Before Ala Wai Canal was completed, the area around Ala Wai Harbor was a swamp. In 1922, the canal was built to drain rainwater from the mountains above Waikiki. Today, the canal drains some 150 inches of rainwater through Ala Wai Harbor to the Pacific Ocean.
Photo by Travis Thurston
When the canal was finished, the land was reclaimed to create one of the world's most famous beach areas - Waikiki. A well-lit walkway runs along the canal. The waterway is lined with golf courses, the Hawaii Convention Center, condominiums, and apartments.
Ala Wai Harbor contains 699 berths and 85 moorings.
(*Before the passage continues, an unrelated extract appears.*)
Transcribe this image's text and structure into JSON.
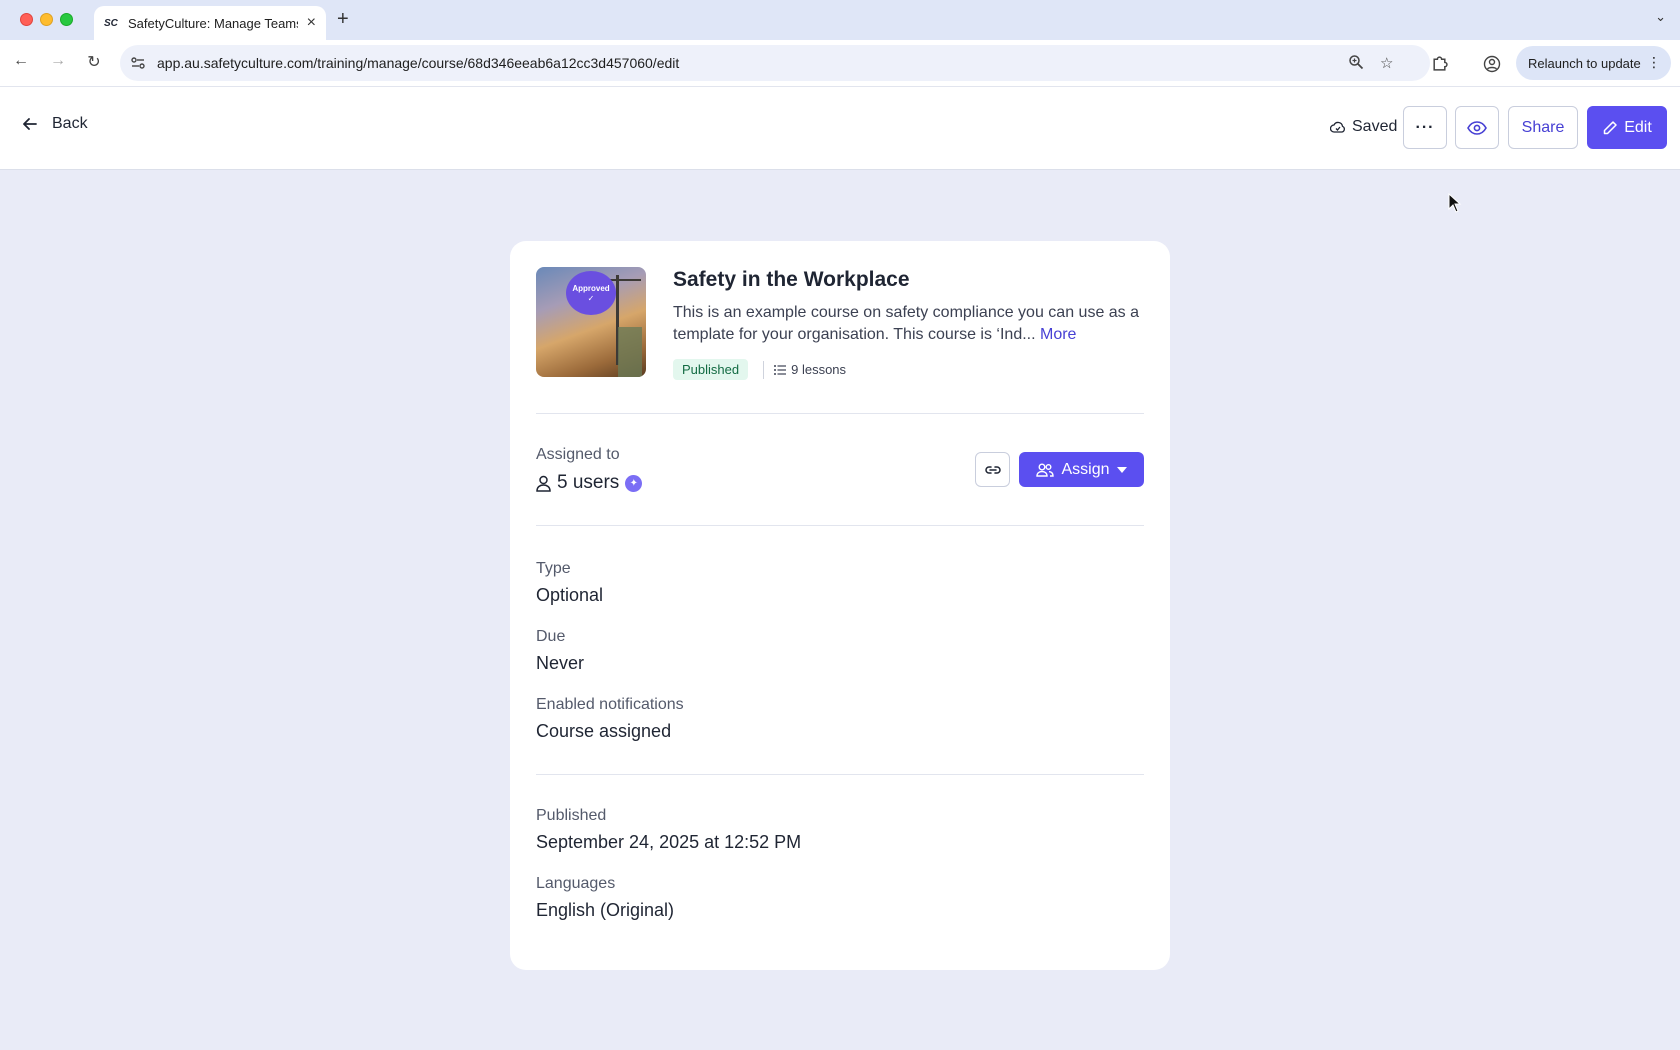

With 22 dry storage spaces and a boat ramp, Ala Wai Harbor can handle vessels to 25.9 meters (85 feet) long. Amenities include vessel wash-down, pump-out, restrooms, showers, and a fuel dock. The current waiting list for slips in Ala Wai Harbor involves a 10-year wait.
Two yacht clubs make Ala Wai Harbor their home: the Waikiki Yacht Club and the Hawaii Yacht Club. These clubs hold fishing tournaments and sailing races, and they host junior sailing clubs. Ala Wai Harbor provides yacht club and state berths as well as fuel dock berths to boats from all over the world.
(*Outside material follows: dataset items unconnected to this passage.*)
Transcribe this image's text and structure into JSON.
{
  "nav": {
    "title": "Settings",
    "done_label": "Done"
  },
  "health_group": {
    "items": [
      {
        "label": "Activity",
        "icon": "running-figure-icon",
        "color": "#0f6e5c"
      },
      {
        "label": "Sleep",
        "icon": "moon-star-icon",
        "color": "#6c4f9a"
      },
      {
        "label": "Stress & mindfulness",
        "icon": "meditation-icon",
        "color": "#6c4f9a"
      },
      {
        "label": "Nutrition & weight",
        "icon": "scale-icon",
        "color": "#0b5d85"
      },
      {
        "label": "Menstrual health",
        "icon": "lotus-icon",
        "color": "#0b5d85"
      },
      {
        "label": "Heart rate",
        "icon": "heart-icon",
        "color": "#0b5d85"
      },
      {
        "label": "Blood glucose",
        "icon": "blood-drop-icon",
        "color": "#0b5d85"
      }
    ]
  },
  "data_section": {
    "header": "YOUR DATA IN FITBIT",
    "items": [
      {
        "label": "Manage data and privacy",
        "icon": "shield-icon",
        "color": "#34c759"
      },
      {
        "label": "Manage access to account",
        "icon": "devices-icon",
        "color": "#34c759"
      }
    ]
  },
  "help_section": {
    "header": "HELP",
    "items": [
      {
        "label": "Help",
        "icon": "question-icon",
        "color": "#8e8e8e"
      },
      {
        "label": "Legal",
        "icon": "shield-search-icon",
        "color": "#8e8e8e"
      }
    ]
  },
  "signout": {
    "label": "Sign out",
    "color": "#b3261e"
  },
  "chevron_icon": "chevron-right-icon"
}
Ala Wai Harbor is the end point for the popular TransPacific sailing race that begins in Los Angeles. Held every other year, the TransPac is one of the oldest active ocean races in the world. The TransPacific ends at Honolulu's Diamond Head Lighthouse. Starting in 1906, the 2225-nautical-mile (4121-kilometer or 2560-mile) TransPac has attracted competitors from around the world.